Dans Gaza : "Il n'y a plus un seul centimètre carré où l'on se sent en sécurité"

Benjamin Barthe, Le Monde, 30.12.08

(...) "Selon Khalil Shahin, la majorité des victimes de l'opération "Plomb durci" sont des civils. Parmi eux, des dizaines de simples policiers, fauchés dans le bombardement de leur cérémonie de remise des diplômes, samedi. "En droit international, un policier est un civil", souligne M. Shahin.

"Pour les gens de Gaza, l'enjeu consiste désormais à tenir.
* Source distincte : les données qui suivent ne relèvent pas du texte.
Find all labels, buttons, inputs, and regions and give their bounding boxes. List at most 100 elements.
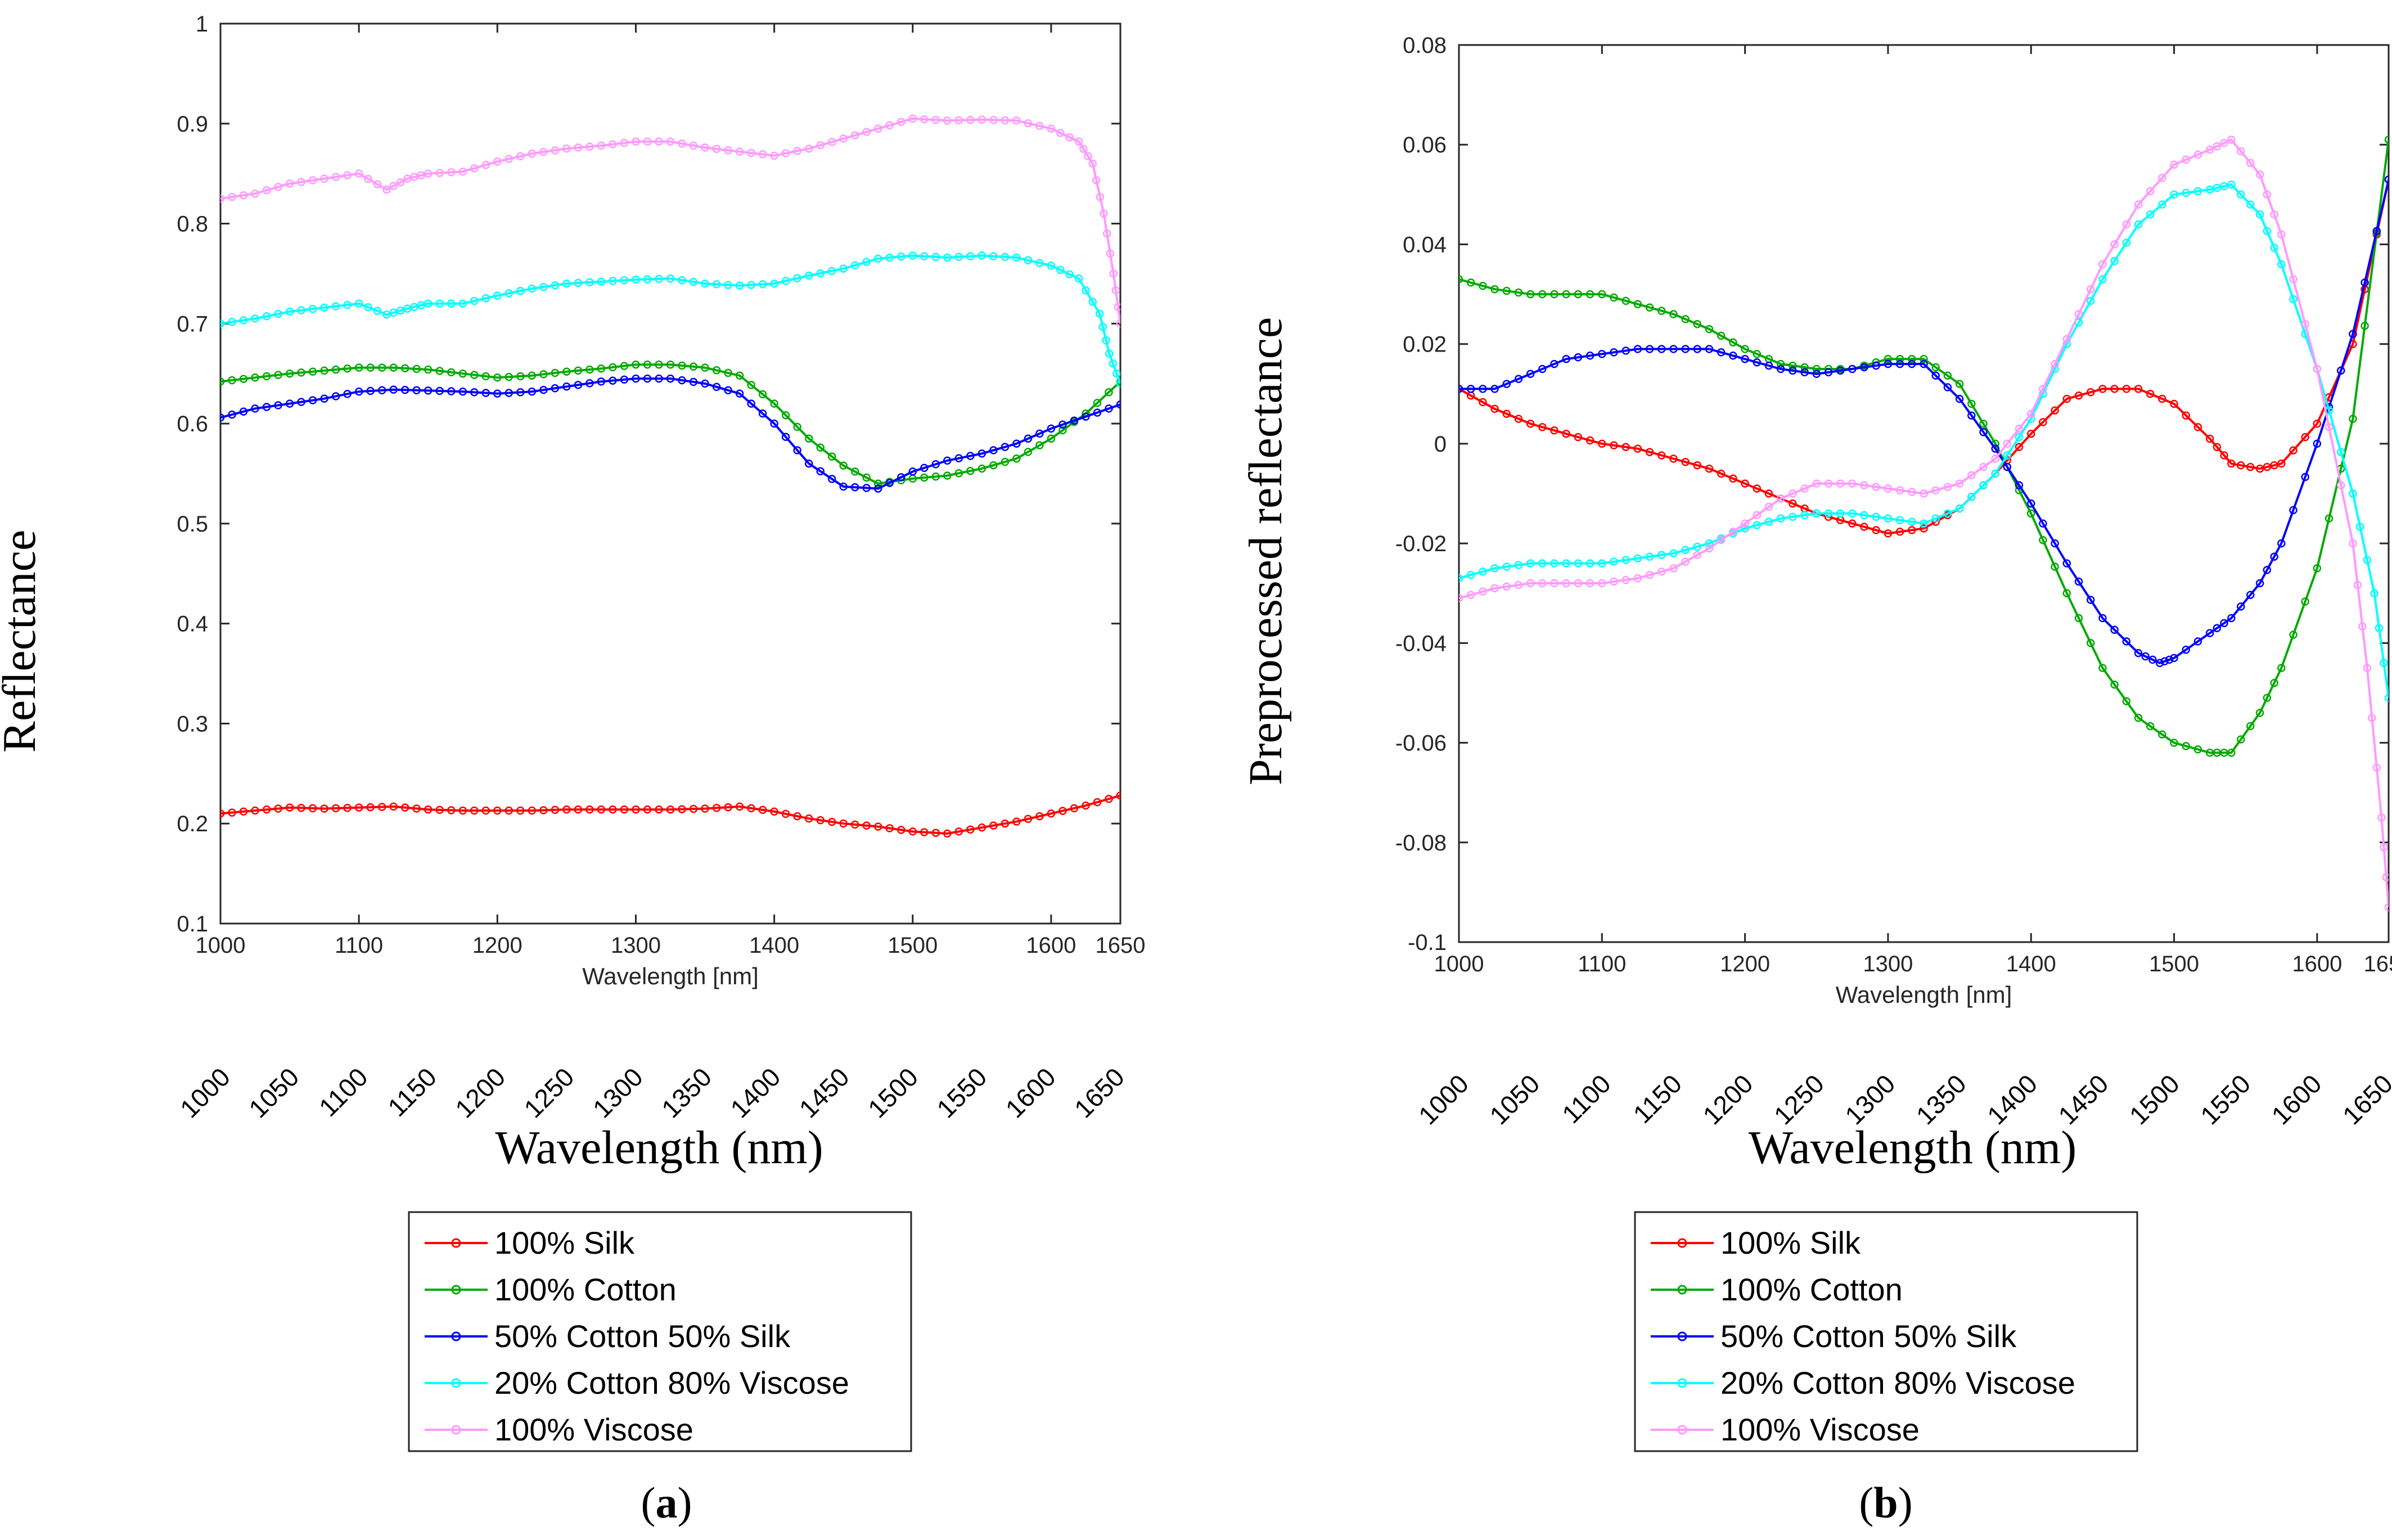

A supporter les nuits glacées, le bruit de fond des drones et le fracas aliénant des explosions, qui s'ajoutent aux coupures de courant, à la pénurie de gaz et au rationnement en pain, liés au blocus israélien. "Il n'y a plus un seul centimètre carré où l'on se sent en sécurité, dit Samir Skaik, le gérant d'un hôtel. C'est pire que les bombardements de Beyrouth à l'été 2006, et de Bagdad en 2003, car notre territoire en comparaison est minuscule.

"Une chose intrigue les Palestiniens, quand elle ne les ravit pas : la faiblesse des pertes d'Ezzedine Al-Kassam, la branche armée du Hamas. "L'armée israélienne a anéanti la totalité des édifices du Hamas, mais elle n'a pas véritablement entamé ses forces vives, dit Bilal Jadallah, un journaliste. On ne voit pas les combattants d'Al-Kassam dans les rues. Ils se sont évanouis dans la nature. C'est ça le problème d'Israël." Pour tenter de le résoudre, les stratèges de Tsahal pourraient choisir de déclencher une opération terrestre."